Rep: Muhammad Fauzi Ridwan/ Red: Nur Aini
Lanskap maket proyek pembangunan Bandara Internasional Kertajati di Kab.Majalengka, Jawa Barat, Kamis (14/1).
Foto: Antara/Yudhi Mahatma
Lanskap maket proyek pembangunan Bandara Internasional Kertajati di Kab.Majalengka, Jawa Barat, Kamis (14/1).

REPUBLIKA.CO.ID, BANDUNG -- Gubernur Jawa Barat, Ahmad Heryawan yang biasa disapa Aher mengungkapkan berdasarkan informasi yang diperolehnya, petani yang berdemonstrasi menolak lahannya diukur untuk Bandara Internasional Jawa Barat di Majalengka bukan pemilik lahan. Bahkan, dikabarkan yang mengikuti aksi tidak hanya berasal dari Majalengka tetapi dari Cirebon dan Jakarta.

“Jadi laporan kepada saya, saya tidak menyaksikan di lapangan, pihak yang akan dibebaskan lahannya 50 orang sudah selesai. Dan saat kemarin demo itu, mereka tidak hadir di situ,” ujarnya kepada wartawan, Ahad (20/11).

Saat ditanya, apakah petani yang berdemonstrasi kemarin merupakan bayaran atau spekulan. ia mengaku tidak tahu tetapi kabar yang beredar mereka yang hadir demonstrasi bukan pemilik lahan. Aher mengaku menyesalkan kejadian bentrok antara aparat kepolisian dengan para petani, Kamis (17/11) kemarin. Sebab, permasalahan lahan seharusnya bisa diselesaikan dengan baik-baik lewat musyawarah. Menurutnya, negosiasi antara pemerintah dengan petani menyangkut lahan sudah berlangsung hampir empat tahun. Bahkan karena belum ada kesepakatan anggaran kurun waktu itu tidak bisa terserap.
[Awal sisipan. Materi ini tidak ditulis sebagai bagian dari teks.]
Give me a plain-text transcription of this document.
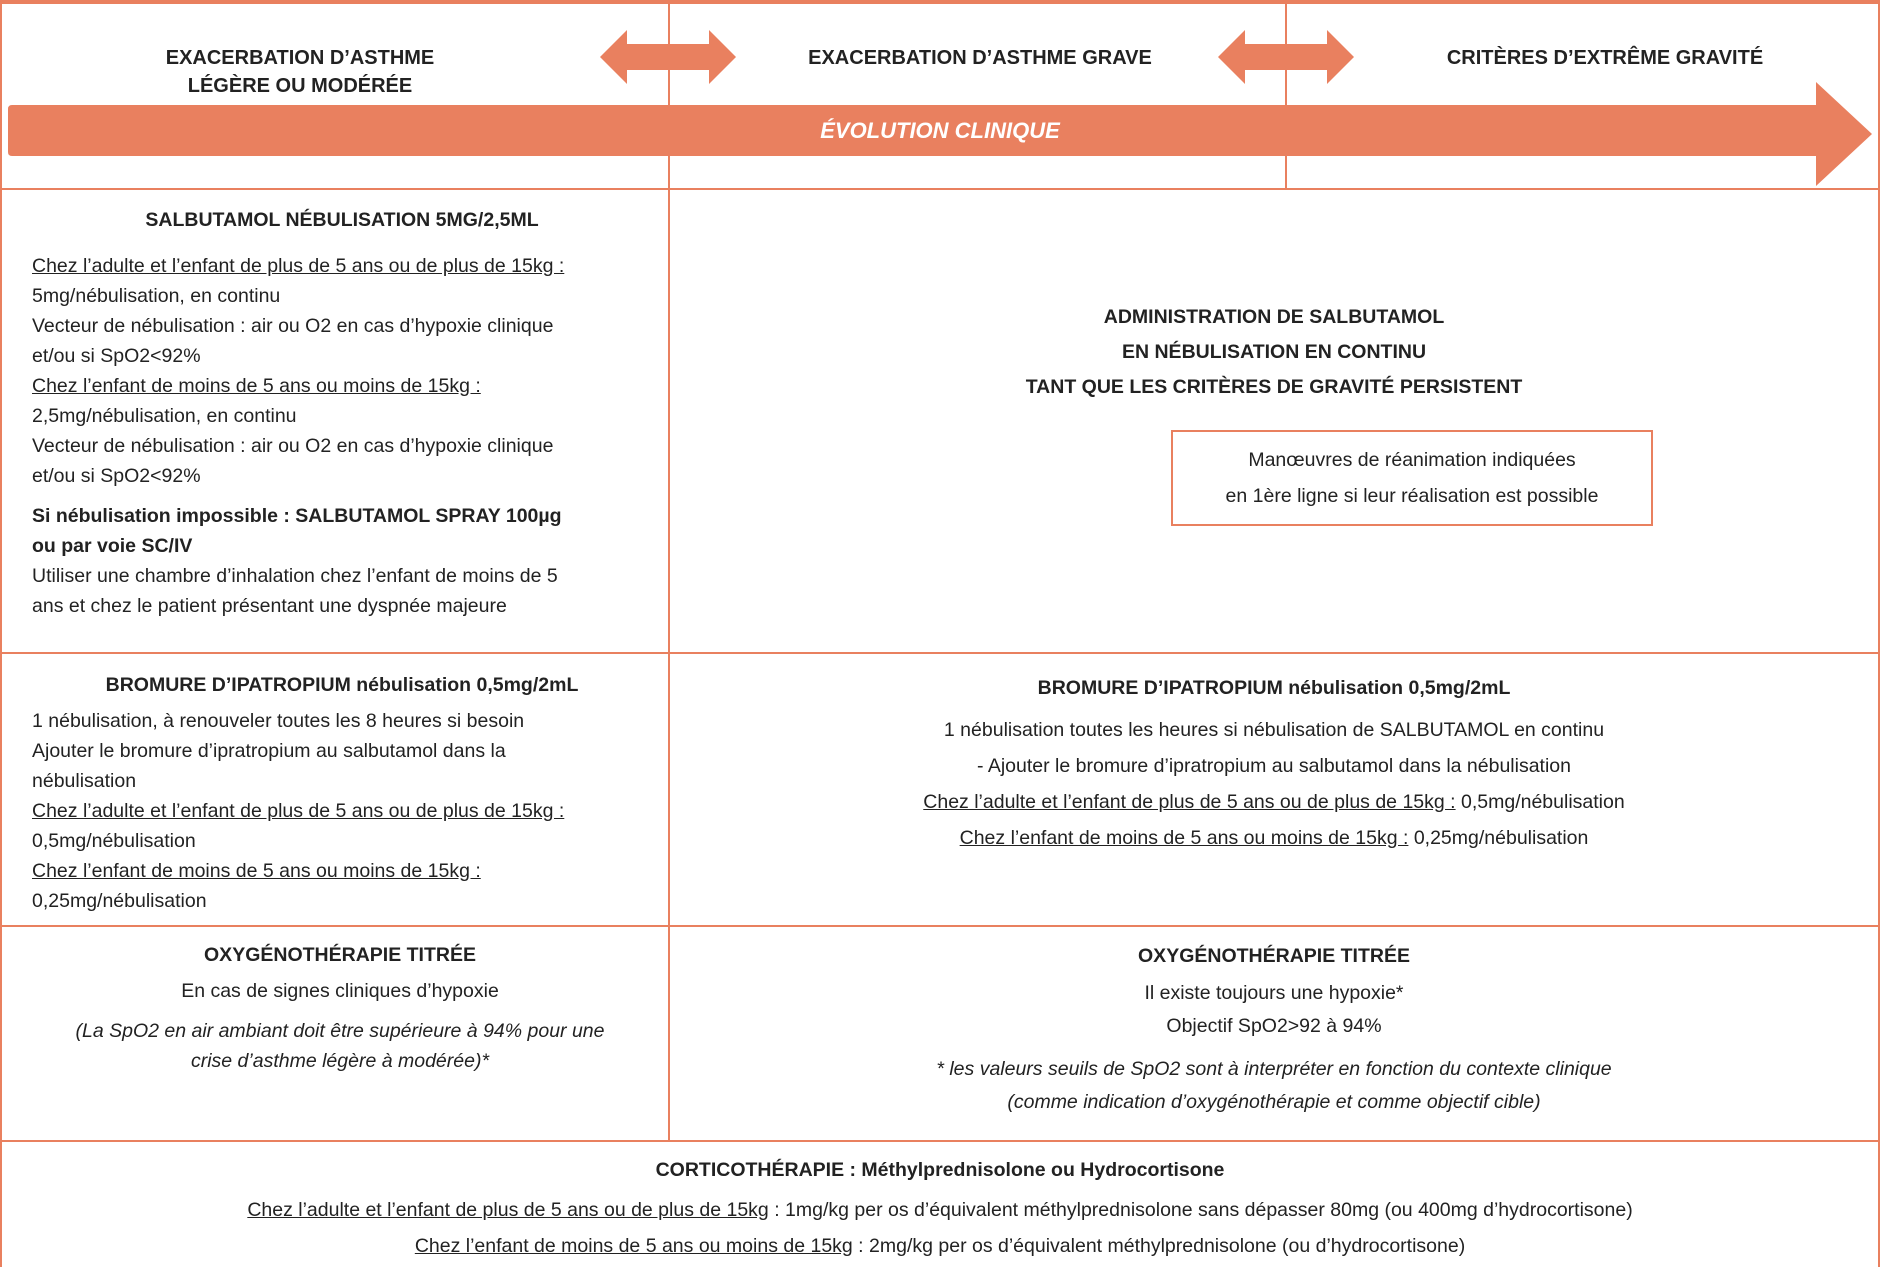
EXACERBATION D’ASTHME
LÉGÈRE OU MODÉRÉE
EXACERBATION D’ASTHME GRAVE	CRITÈRES D’EXTRÊME GRAVITÉ
ÉVOLUTION CLINIQUE

SALBUTAMOL NÉBULISATION 5MG/2,5ML

Chez l’adulte et l’enfant de plus de 5 ans ou de plus de 15kg :

5mg/nébulisation, en continu

Vecteur de nébulisation : air ou O2 en cas d’hypoxie clinique

et/ou si SpO2<92%

Chez l’enfant de moins de 5 ans ou moins de 15kg :

2,5mg/nébulisation, en continu

Vecteur de nébulisation : air ou O2 en cas d’hypoxie clinique

et/ou si SpO2<92%

Si nébulisation impossible : SALBUTAMOL SPRAY 100µg

ou par voie SC/IV

Utiliser une chambre d’inhalation chez l’enfant de moins de 5

ans et chez le patient présentant une dyspnée majeure

ADMINISTRATION DE SALBUTAMOL

EN NÉBULISATION EN CONTINU

TANT QUE LES CRITÈRES DE GRAVITÉ PERSISTENT

Manœuvres de réanimation indiquées
en 1ère ligne si leur réalisation est possible

BROMURE D’IPATROPIUM nébulisation 0,5mg/2mL

1 nébulisation, à renouveler toutes les 8 heures si besoin

Ajouter le bromure d’ipratropium au salbutamol dans la

nébulisation

Chez l’adulte et l’enfant de plus de 5 ans ou de plus de 15kg :

0,5mg/nébulisation

Chez l’enfant de moins de 5 ans ou moins de 15kg :

0,25mg/nébulisation

BROMURE D’IPATROPIUM nébulisation 0,5mg/2mL

1 nébulisation toutes les heures si nébulisation de SALBUTAMOL en continu

- Ajouter le bromure d’ipratropium au salbutamol dans la nébulisation

Chez l’adulte et l’enfant de plus de 5 ans ou de plus de 15kg : 0,5mg/nébulisation

Chez l’enfant de moins de 5 ans ou moins de 15kg : 0,25mg/nébulisation

OXYGÉNOTHÉRAPIE TITRÉE

En cas de signes cliniques d’hypoxie

(La SpO2 en air ambiant doit être supérieure à 94% pour une

crise d’asthme légère à modérée)*

OXYGÉNOTHÉRAPIE TITRÉE

Il existe toujours une hypoxie*

Objectif SpO2>92 à 94%

* les valeurs seuils de SpO2 sont à interpréter en fonction du contexte clinique

(comme indication d’oxygénothérapie et comme objectif cible)

CORTICOTHÉRAPIE : Méthylprednisolone ou Hydrocortisone

Chez l’adulte et l’enfant de plus de 5 ans ou de plus de 15kg : 1mg/kg per os d’équivalent méthylprednisolone sans dépasser 80mg (ou 400mg d’hydrocortisone)

Chez l’enfant de moins de 5 ans ou moins de 15kg : 2mg/kg per os d’équivalent méthylprednisolone (ou d’hydrocortisone)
Menurutnya, dari 3.000 meter pembangunan runway, baru 2.500 meter yang sudah dibangun. Sementara, sisa lahan 500 meter masih dinegosiasikan dengan petani. Hingga, Kamis kemarin pengukuran sudah dilakukan dengan baik dan tinggal meneruskan proses selanjutnya. Namun, usai pengukuran tiba-tiba diadang oleh petani.

“Kan kita sudah musyawarah berkali kali, UU menetapkan kalau sudah tidak bisa musyawarah proyek tetap bisa jalan terus,” ungkapnya.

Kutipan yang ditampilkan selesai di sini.